Era of the digital tourist
In the era of smart phones, Google, self-scan grocery kiosks, Facebook, and Wikipedia, tourists are no longer satisfied to wait around, a tourism specialist warns.
Victoria University associate professor of tourism management Dr Ian Yeoman was speaking at a three-day national i-Site conference in Blenheim yesterday, attended by about 100 managers and staff from i-Site visitor centres across New Zealand.
The tourism industry was seeing the rise of the "digital tourist", he said.
"We live in a society that's all about networks. We're all extremely connected."
Whether people were at the bus stop, waiting for someone, or just had idle time on their hands, the first thing they would do was do something on their mobile phone, he said.
Readily available information anytime, anywhere meant today's consumers had more choice, but it also meant they were more demanding and less likely to remain loyal to particular brands if they happened to find a better deal on a similar product.
"Tourism is the world's most competitive industry," he said.
As the scenario planner for Visit Scotland, similar to Tourism New Zealand's role of marketing the country to the world, Dr Yeoman established a variety of techniques including economic modelling, trends analysis and scenario construction.
While working there, he discovered that 60 per cent of accommodation providers in Scotland used an email booking system that provided consumers with booking confirmation within one to two days.
Businesses that operated that way now would not stand a chance, he said. "If they can't make the booking right then and there, they [businesses] will lose the business."
Among the conference speakers were Marlborough deputy mayor Jenny Andrews, Destination Marlborough general manager Tracy Johnston and Associate Tourism Minister Chris Tremain.
Mr Tremain said the government remained committed to supporting the second biggest industry in New Zealand.
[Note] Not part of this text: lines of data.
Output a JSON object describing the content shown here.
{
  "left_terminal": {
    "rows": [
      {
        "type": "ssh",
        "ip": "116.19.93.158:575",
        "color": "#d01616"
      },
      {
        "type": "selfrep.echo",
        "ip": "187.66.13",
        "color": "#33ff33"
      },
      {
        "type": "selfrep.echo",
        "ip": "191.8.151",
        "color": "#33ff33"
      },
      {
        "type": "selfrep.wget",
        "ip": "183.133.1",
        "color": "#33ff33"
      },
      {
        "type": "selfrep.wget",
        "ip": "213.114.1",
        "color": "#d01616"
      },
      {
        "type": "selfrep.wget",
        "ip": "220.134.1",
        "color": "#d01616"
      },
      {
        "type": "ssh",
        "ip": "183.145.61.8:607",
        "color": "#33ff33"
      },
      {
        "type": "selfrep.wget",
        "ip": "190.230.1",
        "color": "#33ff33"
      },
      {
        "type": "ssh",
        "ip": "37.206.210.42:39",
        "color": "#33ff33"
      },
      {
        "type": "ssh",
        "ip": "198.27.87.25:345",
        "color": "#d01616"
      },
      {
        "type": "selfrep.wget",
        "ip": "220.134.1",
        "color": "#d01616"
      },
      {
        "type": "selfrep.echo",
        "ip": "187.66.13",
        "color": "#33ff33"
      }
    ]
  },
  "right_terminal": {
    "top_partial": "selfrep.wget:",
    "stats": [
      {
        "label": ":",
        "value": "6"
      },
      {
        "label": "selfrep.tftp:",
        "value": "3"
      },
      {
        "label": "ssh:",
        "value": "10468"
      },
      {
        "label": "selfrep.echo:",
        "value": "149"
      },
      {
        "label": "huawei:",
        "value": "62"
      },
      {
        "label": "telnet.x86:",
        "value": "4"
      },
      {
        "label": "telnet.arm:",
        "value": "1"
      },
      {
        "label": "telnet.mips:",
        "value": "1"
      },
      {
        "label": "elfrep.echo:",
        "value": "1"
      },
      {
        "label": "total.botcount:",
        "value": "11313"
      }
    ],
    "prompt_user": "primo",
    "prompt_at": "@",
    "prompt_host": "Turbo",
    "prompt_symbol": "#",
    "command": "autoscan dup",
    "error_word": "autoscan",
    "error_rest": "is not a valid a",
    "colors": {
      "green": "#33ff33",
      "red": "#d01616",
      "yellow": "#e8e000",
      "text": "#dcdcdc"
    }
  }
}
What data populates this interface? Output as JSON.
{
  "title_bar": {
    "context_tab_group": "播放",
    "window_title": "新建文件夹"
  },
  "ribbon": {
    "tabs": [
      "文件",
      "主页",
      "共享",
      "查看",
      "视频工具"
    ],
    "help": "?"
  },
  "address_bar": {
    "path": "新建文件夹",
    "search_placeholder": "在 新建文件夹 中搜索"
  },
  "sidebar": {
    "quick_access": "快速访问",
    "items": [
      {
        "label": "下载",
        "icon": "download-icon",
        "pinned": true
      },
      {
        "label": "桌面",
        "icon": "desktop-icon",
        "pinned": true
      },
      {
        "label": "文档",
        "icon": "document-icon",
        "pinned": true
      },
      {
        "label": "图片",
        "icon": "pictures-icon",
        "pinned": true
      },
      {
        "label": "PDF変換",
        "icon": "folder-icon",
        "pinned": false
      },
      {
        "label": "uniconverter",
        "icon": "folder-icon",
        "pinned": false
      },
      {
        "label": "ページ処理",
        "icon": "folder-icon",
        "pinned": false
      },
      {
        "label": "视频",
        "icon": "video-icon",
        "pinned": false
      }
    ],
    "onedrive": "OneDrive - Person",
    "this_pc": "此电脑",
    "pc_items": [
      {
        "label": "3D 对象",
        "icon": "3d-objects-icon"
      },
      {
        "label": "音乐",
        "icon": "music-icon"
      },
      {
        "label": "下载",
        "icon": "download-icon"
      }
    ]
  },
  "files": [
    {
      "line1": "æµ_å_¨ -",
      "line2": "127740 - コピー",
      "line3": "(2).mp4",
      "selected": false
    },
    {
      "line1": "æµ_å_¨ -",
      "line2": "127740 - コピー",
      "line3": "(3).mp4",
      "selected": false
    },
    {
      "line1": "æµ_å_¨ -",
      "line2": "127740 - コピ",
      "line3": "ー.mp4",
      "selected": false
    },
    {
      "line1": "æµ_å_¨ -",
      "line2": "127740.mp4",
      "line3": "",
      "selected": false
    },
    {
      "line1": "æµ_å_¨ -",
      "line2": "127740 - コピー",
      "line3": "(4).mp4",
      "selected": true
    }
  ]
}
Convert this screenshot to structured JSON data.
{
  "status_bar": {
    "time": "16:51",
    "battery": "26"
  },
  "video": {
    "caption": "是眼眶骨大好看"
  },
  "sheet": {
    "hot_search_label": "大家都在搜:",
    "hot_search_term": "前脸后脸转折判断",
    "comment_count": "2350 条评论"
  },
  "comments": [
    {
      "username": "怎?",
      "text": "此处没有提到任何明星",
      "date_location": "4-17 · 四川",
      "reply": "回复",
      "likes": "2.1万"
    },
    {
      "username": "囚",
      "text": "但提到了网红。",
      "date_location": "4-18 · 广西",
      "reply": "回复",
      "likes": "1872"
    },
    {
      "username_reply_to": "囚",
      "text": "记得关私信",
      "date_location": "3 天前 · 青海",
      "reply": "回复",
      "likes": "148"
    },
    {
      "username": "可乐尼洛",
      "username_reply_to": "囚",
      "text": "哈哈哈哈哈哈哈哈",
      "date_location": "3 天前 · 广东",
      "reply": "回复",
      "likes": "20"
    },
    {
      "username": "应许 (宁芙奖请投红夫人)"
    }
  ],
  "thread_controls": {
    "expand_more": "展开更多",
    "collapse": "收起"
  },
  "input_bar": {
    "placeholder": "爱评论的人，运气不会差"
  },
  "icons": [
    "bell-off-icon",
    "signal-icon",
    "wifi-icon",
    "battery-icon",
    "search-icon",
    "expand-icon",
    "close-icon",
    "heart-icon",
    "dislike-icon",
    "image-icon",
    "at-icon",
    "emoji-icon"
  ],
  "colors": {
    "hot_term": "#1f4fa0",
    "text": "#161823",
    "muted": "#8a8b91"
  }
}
The Government would invest in international marketing to encourage international visitors to New Zealand, leverage off the release of Peter Jackson's Hobbit trilogy to highlight the country's attractions as a tourist destination, and continue its commitment to the New Zealand Cycle Trail to attract domestic and international tourists, he said. It would support the establishment of new airlines and routes to increase trade and tourism, and continue to assist the Christchurch re-build. The city was the gateway to the South Island's tourism network, he said.